Recently someone was about to sign a listing agreement, for the sale of their business.  At the last minute, they elected to try to sell the business themselves.  At this point they had received some of the materials a broker might typically use for the sale of the business, a list of the places any business might be marketed on the internet, and input from the broker as to the general nature of selling the business.

Q:  Why shouldn’t the entrepreneur selling a business try themselves?

A:  They should if they are comfortable with the identifying the value to a potential buyer, the challenges of finding appropriate buyers, know the conflicts that can arise when representing yourself, and understand the potential cost of doing it on their own.

Advantages to the seller working alone are to save money if the costs of selling on their own do not exceed the commission the broker offers.

Disadvantages include:  confidentiality is difficult if you represent your own business;  putting a value on the business does not mean merely opening a book;   the time and unknown costs of finding a buyer and executing the process; not having someone to negotiate on their behalf; not having a buyer roster waiting in the wings to find just the right business; not having a neutral attorney with a fixed fee for the closing documents; not having the time-tested documents leading up to the close that are often provided by the broker; not having systems in place to move the buyer and seller through the process, including the difficult parts.

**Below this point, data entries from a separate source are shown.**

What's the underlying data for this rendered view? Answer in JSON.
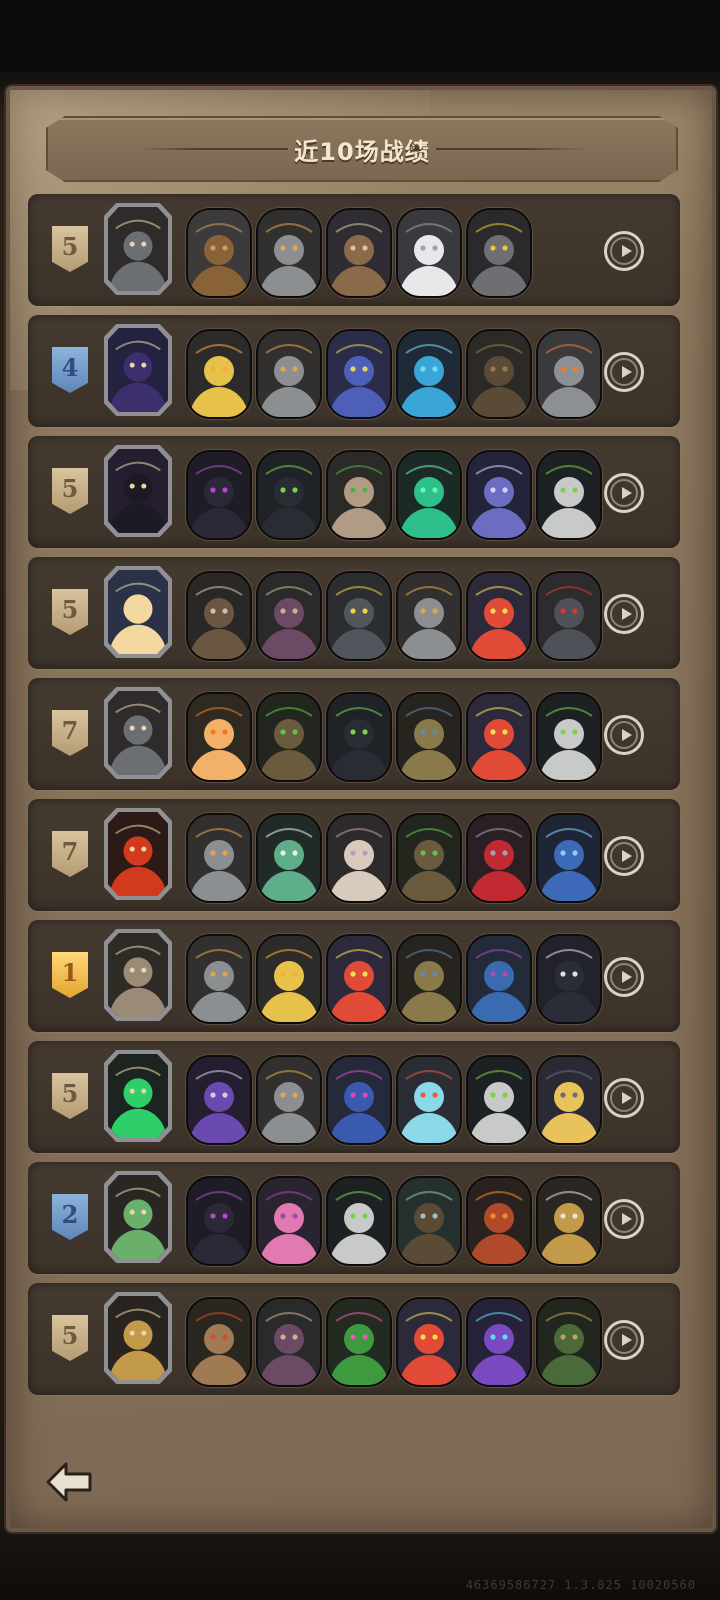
{
  "title": "近10场战绩",
  "version_text": "46369586727 1.3.025 10020560",
  "matches": [
    {
      "rank": "5",
      "rank_tier": "tan",
      "hero": {
        "name": "rat-hero",
        "bg": "#2e2b2a",
        "fg": "#6b6e72"
      },
      "units": [
        {
          "name": "ruined-tank",
          "bg": "#3c3a3a",
          "fg": "#8a6238",
          "accent": "#c9a060"
        },
        {
          "name": "cannon-bot",
          "bg": "#32302f",
          "fg": "#8c8f92",
          "accent": "#e4a44a"
        },
        {
          "name": "desert-bandit",
          "bg": "#2f2d33",
          "fg": "#8b6a4a",
          "accent": "#d9c2a0"
        },
        {
          "name": "white-cannon",
          "bg": "#3a3a3e",
          "fg": "#e8e8ea",
          "accent": "#9aa2ae"
        },
        {
          "name": "lightning-turret",
          "bg": "#2a2a2c",
          "fg": "#6d6f72",
          "accent": "#f2c531"
        }
      ]
    },
    {
      "rank": "4",
      "rank_tier": "blue",
      "hero": {
        "name": "bat-witch-hero",
        "bg": "#232240",
        "fg": "#3d2f6e"
      },
      "units": [
        {
          "name": "cheese-bot",
          "bg": "#2d2b2a",
          "fg": "#e7c24a",
          "accent": "#f6ad3d"
        },
        {
          "name": "cannon-bot",
          "bg": "#32302f",
          "fg": "#8c8f92",
          "accent": "#e4a44a"
        },
        {
          "name": "blue-dragon",
          "bg": "#2a2c4a",
          "fg": "#4e5fb8",
          "accent": "#e9d25a"
        },
        {
          "name": "ice-sprite",
          "bg": "#1f2a36",
          "fg": "#3aa6d6",
          "accent": "#6fe0f2"
        },
        {
          "name": "wooden-totem",
          "bg": "#2c2a26",
          "fg": "#5a4a36",
          "accent": "#9a7d4a"
        },
        {
          "name": "heart-robot",
          "bg": "#3a3a3c",
          "fg": "#8c9094",
          "accent": "#f27a2a"
        }
      ]
    },
    {
      "rank": "5",
      "rank_tier": "tan",
      "hero": {
        "name": "shadow-mage-hero",
        "bg": "#251d30",
        "fg": "#1c1a22"
      },
      "units": [
        {
          "name": "dark-lord",
          "bg": "#1e1d26",
          "fg": "#2b2838",
          "accent": "#b04ad6"
        },
        {
          "name": "hooded-reaper",
          "bg": "#1f2226",
          "fg": "#2a2c33",
          "accent": "#7bd14a"
        },
        {
          "name": "old-woman",
          "bg": "#2c2a26",
          "fg": "#b29b84",
          "accent": "#4fb04a"
        },
        {
          "name": "green-spirit",
          "bg": "#1c2a26",
          "fg": "#2ec08a",
          "accent": "#6ff2b0"
        },
        {
          "name": "blue-witch",
          "bg": "#23243a",
          "fg": "#6c6cc2",
          "accent": "#ddd0f0"
        },
        {
          "name": "skeleton-scythe",
          "bg": "#1d2124",
          "fg": "#c8cac8",
          "accent": "#7bd14a"
        }
      ]
    },
    {
      "rank": "5",
      "rank_tier": "tan",
      "hero": {
        "name": "alice-hero",
        "bg": "#2b3248",
        "fg": "#f3d8a0"
      },
      "units": [
        {
          "name": "axe-warrior",
          "bg": "#2a2826",
          "fg": "#6b5642",
          "accent": "#c9c2b8"
        },
        {
          "name": "mushroom-beast",
          "bg": "#2a2a2a",
          "fg": "#6c4a66",
          "accent": "#c6b48a"
        },
        {
          "name": "iron-furnace",
          "bg": "#2b2d30",
          "fg": "#51565c",
          "accent": "#f2d23a"
        },
        {
          "name": "cannon-bot",
          "bg": "#32302f",
          "fg": "#8c8f92",
          "accent": "#e4a44a"
        },
        {
          "name": "tomato-man",
          "bg": "#2c2a3a",
          "fg": "#e04a36",
          "accent": "#f2e04a"
        },
        {
          "name": "armored-knight",
          "bg": "#2c2c2e",
          "fg": "#4e5258",
          "accent": "#d93a2a"
        }
      ]
    },
    {
      "rank": "7",
      "rank_tier": "tan",
      "hero": {
        "name": "rat-hero",
        "bg": "#2e2b2a",
        "fg": "#6b6e72"
      },
      "units": [
        {
          "name": "pumpkin-girl",
          "bg": "#2e2a22",
          "fg": "#f2b068",
          "accent": "#f27a1a"
        },
        {
          "name": "tree-ent",
          "bg": "#22261e",
          "fg": "#6a5a3e",
          "accent": "#62c24a"
        },
        {
          "name": "hooded-reaper",
          "bg": "#1f2226",
          "fg": "#2a2c33",
          "accent": "#7bd14a"
        },
        {
          "name": "straw-hat-farmer",
          "bg": "#26241e",
          "fg": "#8a7a4a",
          "accent": "#5c8ab0"
        },
        {
          "name": "tomato-man",
          "bg": "#2c2a3a",
          "fg": "#e04a36",
          "accent": "#f2e04a"
        },
        {
          "name": "skeleton-scythe",
          "bg": "#1d2124",
          "fg": "#c8cac8",
          "accent": "#7bd14a"
        }
      ]
    },
    {
      "rank": "7",
      "rank_tier": "tan",
      "hero": {
        "name": "fire-demon-hero",
        "bg": "#2b1a16",
        "fg": "#d23a1e"
      },
      "units": [
        {
          "name": "cannon-bot",
          "bg": "#32302f",
          "fg": "#8c8f92",
          "accent": "#e4a44a"
        },
        {
          "name": "green-goblin",
          "bg": "#222a28",
          "fg": "#5fae8a",
          "accent": "#e4f0ea"
        },
        {
          "name": "mouse-pot",
          "bg": "#2c2a2a",
          "fg": "#d8cbbd",
          "accent": "#c29ab8"
        },
        {
          "name": "tree-ent",
          "bg": "#22261e",
          "fg": "#6a5a3e",
          "accent": "#62c24a"
        },
        {
          "name": "vampire-lady",
          "bg": "#2a2024",
          "fg": "#c22a32",
          "accent": "#9aa6b0"
        },
        {
          "name": "blue-flower-beast",
          "bg": "#1e2636",
          "fg": "#3c6ab8",
          "accent": "#8ad0f2"
        }
      ]
    },
    {
      "rank": "1",
      "rank_tier": "gold",
      "hero": {
        "name": "deer-lord-hero",
        "bg": "#2e2a26",
        "fg": "#9a8a76"
      },
      "units": [
        {
          "name": "cannon-bot",
          "bg": "#32302f",
          "fg": "#8c8f92",
          "accent": "#e4a44a"
        },
        {
          "name": "cheese-bot",
          "bg": "#2d2b2a",
          "fg": "#e7c24a",
          "accent": "#f6ad3d"
        },
        {
          "name": "tomato-man",
          "bg": "#2c2a3a",
          "fg": "#e04a36",
          "accent": "#f2e04a"
        },
        {
          "name": "straw-hat-farmer",
          "bg": "#26241e",
          "fg": "#8a7a4a",
          "accent": "#5c8ab0"
        },
        {
          "name": "elf-sorceress",
          "bg": "#232a3a",
          "fg": "#3a6ab0",
          "accent": "#b14ab0"
        },
        {
          "name": "top-hat-gentleman",
          "bg": "#22232a",
          "fg": "#2a2c38",
          "accent": "#e0e0e4"
        }
      ]
    },
    {
      "rank": "5",
      "rank_tier": "tan",
      "hero": {
        "name": "corrupted-tree-hero",
        "bg": "#1c2420",
        "fg": "#2ecf6a"
      },
      "units": [
        {
          "name": "purple-reaper",
          "bg": "#241e30",
          "fg": "#6a4ab0",
          "accent": "#d0cde0"
        },
        {
          "name": "cannon-bot",
          "bg": "#32302f",
          "fg": "#8c8f92",
          "accent": "#e4a44a"
        },
        {
          "name": "spiked-dragon",
          "bg": "#242a3a",
          "fg": "#3a5ab0",
          "accent": "#d94ab0"
        },
        {
          "name": "fish-bowl-bot",
          "bg": "#2a2e34",
          "fg": "#8ad8e8",
          "accent": "#e85a3a"
        },
        {
          "name": "skeleton-scythe",
          "bg": "#1d2124",
          "fg": "#c8cac8",
          "accent": "#7bd14a"
        },
        {
          "name": "blonde-priest",
          "bg": "#2a2a34",
          "fg": "#e8c25a",
          "accent": "#6a6a82"
        }
      ]
    },
    {
      "rank": "2",
      "rank_tier": "blue",
      "hero": {
        "name": "goblin-witch-hero",
        "bg": "#2a2624",
        "fg": "#6ab06a"
      },
      "units": [
        {
          "name": "dark-lord",
          "bg": "#1e1d26",
          "fg": "#2b2838",
          "accent": "#b04ad6"
        },
        {
          "name": "pink-doll",
          "bg": "#2a2430",
          "fg": "#e07ab0",
          "accent": "#9a4ab0"
        },
        {
          "name": "skeleton-scythe",
          "bg": "#1d2124",
          "fg": "#c8cac8",
          "accent": "#7bd14a"
        },
        {
          "name": "ghost-ship",
          "bg": "#26302e",
          "fg": "#5a4a36",
          "accent": "#9ac2b8"
        },
        {
          "name": "lava-golem",
          "bg": "#2a221e",
          "fg": "#b04a2a",
          "accent": "#f28a2a"
        },
        {
          "name": "clock-monster",
          "bg": "#2a2622",
          "fg": "#c29a4a",
          "accent": "#e8e4da"
        }
      ]
    },
    {
      "rank": "5",
      "rank_tier": "tan",
      "hero": {
        "name": "clock-tower-hero",
        "bg": "#2a2420",
        "fg": "#c29a4a"
      },
      "units": [
        {
          "name": "stone-golem",
          "bg": "#2a2620",
          "fg": "#a07a52",
          "accent": "#d94a2a"
        },
        {
          "name": "mushroom-beast",
          "bg": "#2a2a2a",
          "fg": "#6c4a66",
          "accent": "#c6b48a"
        },
        {
          "name": "cactus-buddy",
          "bg": "#222a22",
          "fg": "#3e9a3e",
          "accent": "#e05ab0"
        },
        {
          "name": "tomato-man",
          "bg": "#2c2a3a",
          "fg": "#e04a36",
          "accent": "#f2e04a"
        },
        {
          "name": "purple-archer",
          "bg": "#26223a",
          "fg": "#7a4ac2",
          "accent": "#5ae0e8"
        },
        {
          "name": "horned-demon",
          "bg": "#22261e",
          "fg": "#4a6a3a",
          "accent": "#c2a05a"
        }
      ]
    }
  ]
}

Obviously a good number of business buyers and sellers find each other and all goes well.  Sometimes, in either scenario the process can go badly.  So, it is both the buyer and seller’s choice, which they are most comfortable with.  A seller might try their own effort and, at some time if a buyer has not been found, it is time to use a broker.  Or perhaps use a broker after the potential buyer has been identified to manage the process.  For the buyer, it may be a better choice to only work through a broker.  See more on this in another blog.

Whether a broker is used or not when selling a business, it is wise to engage an attorney and an accountant on both sides of the transaction, buyer and seller.  A broker can help to reduce professional expenditures but cannot serve as such a professional consultant unless they are professionally licensed.